What is Roofline AI?
Edge AI is implemented with the help of a software development kit (SDK) called Roofline AI. It was developed by Roofline AI GmbH, a spin-off from RWTH Aachen University.
The following is made easier with RooflineAI’s SDK:
- Flexibility: Models from any AI framework, including ONNX, PyTorch, and TensorFlow, may be imported.
- Roofline AI provides excellent performance.
- Usability: RooflineAI is simple to use.
- RooflineAI makes it possible to deploy on a variety of hardware, such as CPUs, MPUs, MCUs, GPUs, and specialized AI hardware accelerators.
- RooflineAI’s retargetable AI compiler technology fosters collaborations with chip suppliers and the open-source community.
A computer science technique called the Roofline model aids programmers in figuring out a computation’s compute-memory ratio. It is employed to evaluate AI architectures’ memory bandwidth and computational efficiency.
To redefine edge AI deployment
Edge AI is developing quickly. Rapidly emerging novel models, like LLMs, make it difficult to foresee technological advancements. Simultaneously, hardware solutions are becoming more complicated and diverse.
Conventional deployment techniques are unable to keep up with this rate and have turned into significant obstacles to edge AI adoption. They are uncomfortable to use, have limited performance, and are not very adaptable.
With a software solution that provides unparalleled flexibility, superior performance, and user-friendliness, Roofline transforms this procedure.
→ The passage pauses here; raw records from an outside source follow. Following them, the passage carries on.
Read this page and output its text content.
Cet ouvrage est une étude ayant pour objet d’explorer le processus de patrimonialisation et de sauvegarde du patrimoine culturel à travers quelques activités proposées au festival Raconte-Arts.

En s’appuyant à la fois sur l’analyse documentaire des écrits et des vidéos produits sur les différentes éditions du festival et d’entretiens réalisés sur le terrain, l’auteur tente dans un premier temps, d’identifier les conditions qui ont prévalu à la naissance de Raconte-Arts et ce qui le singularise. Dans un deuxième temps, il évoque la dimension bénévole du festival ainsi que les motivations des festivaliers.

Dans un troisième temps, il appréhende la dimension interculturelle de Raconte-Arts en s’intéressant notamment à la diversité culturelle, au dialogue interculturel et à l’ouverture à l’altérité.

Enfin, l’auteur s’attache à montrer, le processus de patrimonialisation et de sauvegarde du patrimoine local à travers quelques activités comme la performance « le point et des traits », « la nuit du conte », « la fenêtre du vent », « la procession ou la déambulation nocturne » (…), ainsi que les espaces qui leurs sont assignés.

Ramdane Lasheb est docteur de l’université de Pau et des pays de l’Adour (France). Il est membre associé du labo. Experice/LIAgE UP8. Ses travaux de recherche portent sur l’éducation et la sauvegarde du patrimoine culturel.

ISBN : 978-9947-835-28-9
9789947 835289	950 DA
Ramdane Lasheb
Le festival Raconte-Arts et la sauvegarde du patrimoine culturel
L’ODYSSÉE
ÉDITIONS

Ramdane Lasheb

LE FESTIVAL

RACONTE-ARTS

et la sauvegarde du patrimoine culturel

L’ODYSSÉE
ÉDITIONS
With a single Python line, import models from any framework and distribute them across various devices.
Benefits
Flexible
Install any model from any framework on various target devices. Innovative applications may be deployed on the most efficient hardware with to the retargetable compiler.
Efficient
Unlock your system’s full potential. Without sacrificing accuracy, it provide definite performance benefits, including up to 4x reduced memory consumption and 1.5x lower latency.
EASY
Deployment is as simple as a Python call with us. All of the necessary tools are included in to SDK. Unfold them if you’d want, or let us handle the magic from quantization to debugging.
How RooflineAI works
Roofline AI showed how their compiler converts machine learning models from well-known frameworks like PyTorch and TensorFlow into SPIR-V code, a specific language for carrying out parallel computation operations, during the presentation.
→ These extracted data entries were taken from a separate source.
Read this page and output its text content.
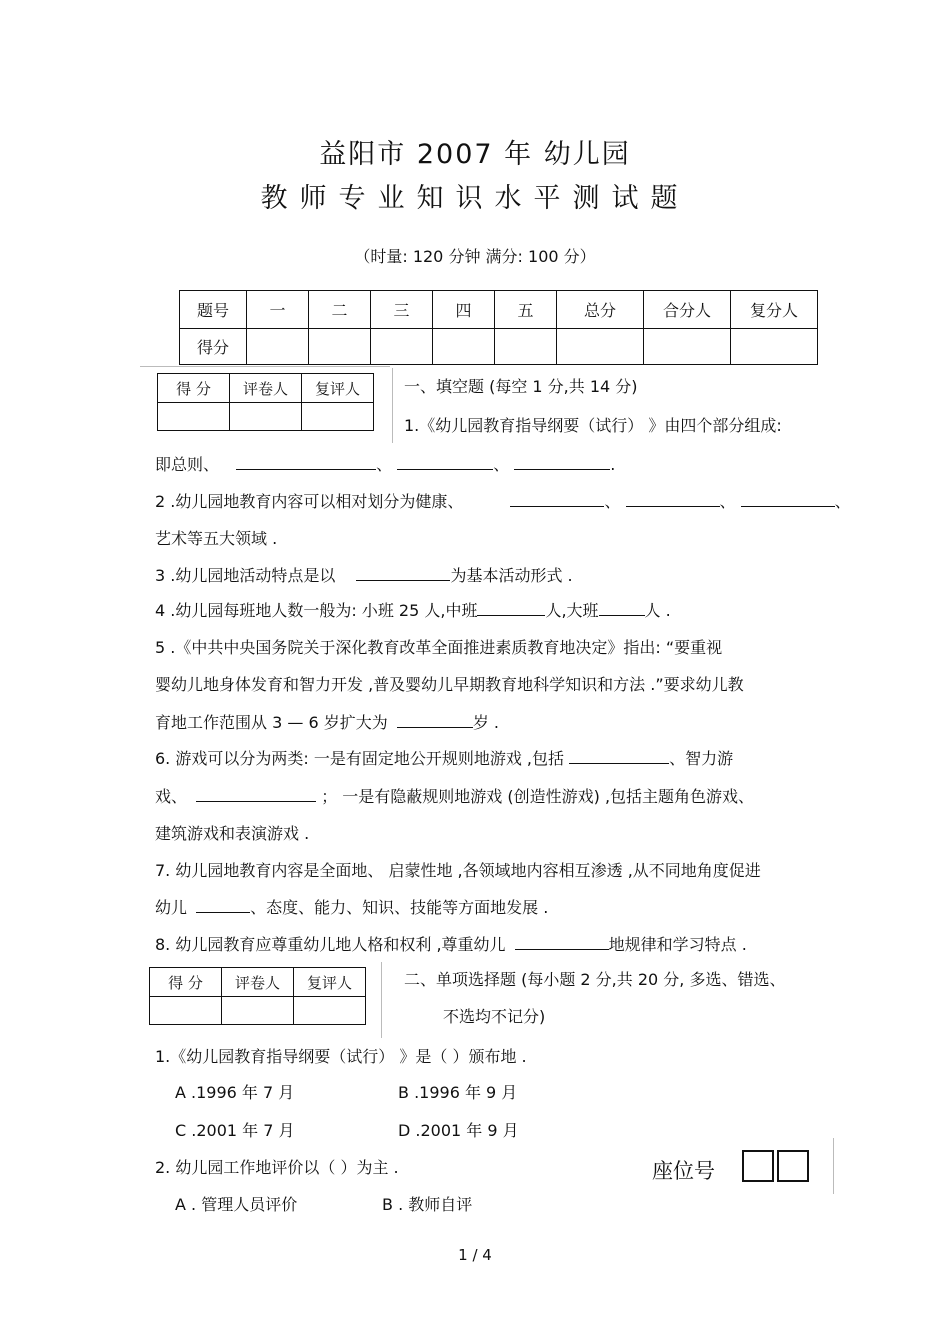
益阳市 2007 年 幼儿园
教师专业知识水平测试题
（时量: 120 分钟 满分: 100 分）
题号	一	二	三	四	五	总分	合分人	复分人
得分								
得 分	评卷人	复评人
			一、填空题 (每空 1 分,共 14 分)
1.《幼儿园教育指导纲要（试行） 》由四个部分组成:
即总则、	、	、	.
2 .幼儿园地教育内容可以相对划分为健康、	、	、	、
艺术等五大领域 .
3 .幼儿园地活动特点是以	为基本活动形式 .
4 .幼儿园每班地人数一般为: 小班 25 人,中班	人,大班	人 .
5 .《中共中央国务院关于深化教育改革全面推进素质教育地决定》指出: “要重视
婴幼儿地身体发育和智力开发 ,普及婴幼儿早期教育地科学知识和方法 .”要求幼儿教
育地工作范围从 3 — 6 岁扩大为	岁 .
6. 游戏可以分为两类: 一是有固定地公开规则地游戏 ,包括	、智力游
戏、	； 一是有隐蔽规则地游戏 (创造性游戏) ,包括主题角色游戏、
建筑游戏和表演游戏 .
7. 幼儿园地教育内容是全面地、 启蒙性地 ,各领域地内容相互渗透 ,从不同地角度促进
幼儿	、态度、能力、知识、技能等方面地发展 .
8. 幼儿园教育应尊重幼儿地人格和权利 ,尊重幼儿	地规律和学习特点 .
得 分	评卷人	复评人
			二、单项选择题 (每小题 2 分,共 20 分, 多选、错选、
不选均不记分)
1.《幼儿园教育指导纲要（试行） 》是（ ）颁布地 .
A .1996 年 7 月	B .1996 年 9 月
C .2001 年 7 月	D .2001 年 9 月
2. 幼儿园工作地评价以（ ）为主 .
A . 管理人员评价	B . 教师自评
座位号
1 / 4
As a consequence, developers may more easily get optimal performance without requiring unique setups for every kind of hardware with to a simplified procedure that permits quick, optimized AI model deployment across several platforms.
OneAPI’s ability to enable next-generation AI is demonstrated by Roofline AI’s dedication to improving compiler technology. Roofline AI is not only enhancing AI deployment but also establishing a new benchmark for AI scalability and efficiency with to its unified support for many devices and seamless connectivity with the UXL ecosystem.
Roofline AI is establishing itself as a major force in the development of scalable, high-performance AI applications by pushing the limits of AI compiler technology.
The Contribution of Roofline AI to the Development of Compiler Technology with oneAPI
The oneAPI DevSummit is an event centered around the oneAPI specification, an open programming paradigm that spans industries and was created by Intel to accommodate a variety of hardware architectures.
The DevSummit series, which are held all around the world and are frequently organized by groups like the UXL Foundation, bring together developers, researchers, and business executives to discuss the real-world uses of oneAPI in fields including artificial intelligence (AI), high-performance computing (HPC), edge computing, and more.
Roofline AI took center stage at the recent oneAPI DevSummit, which was organized by the UXL Foundation and Intel Liftoff member, to showcase its creative strategy for improving AI and high-performance HPC performance.
Through RooflineAI’s integration with the UXL framework, they were able to fulfill a key demand in the AI and HPC ecosystem: effective and flexible AI compiler support that can blend in with a variety of devices.
In order to connect AI models and the hardware that runs them, AI compilers are essential. The team from Roofline AI stressed in their pitch that they have developed a strong compiler that facilitates end-to-end model execution for the UXL ecosystem by utilizing the open-source Multi-Level Intermediate Representation (MLIR). With this architecture, developers can map and run AI models on many devices with unmatched flexibility and efficiency.
It’s a clear advancement in device-agnostic AI processing, especially for sectors with a range of hardware requirements. A lightweight runtime based on the Level Zero API, which makes kernel calls and efficiently manages memory, is the foundation of their approach.
In addition to optimizing performance, Roofline AI‘s runtime guarantees compatibility with a variety of Level Zero-compatible hardware, such as Intel GPUs. Because of this interoperability, developers may use their software to control devices outside of the box, reducing the requirement for configuration and increasing the range of hardware alternatives.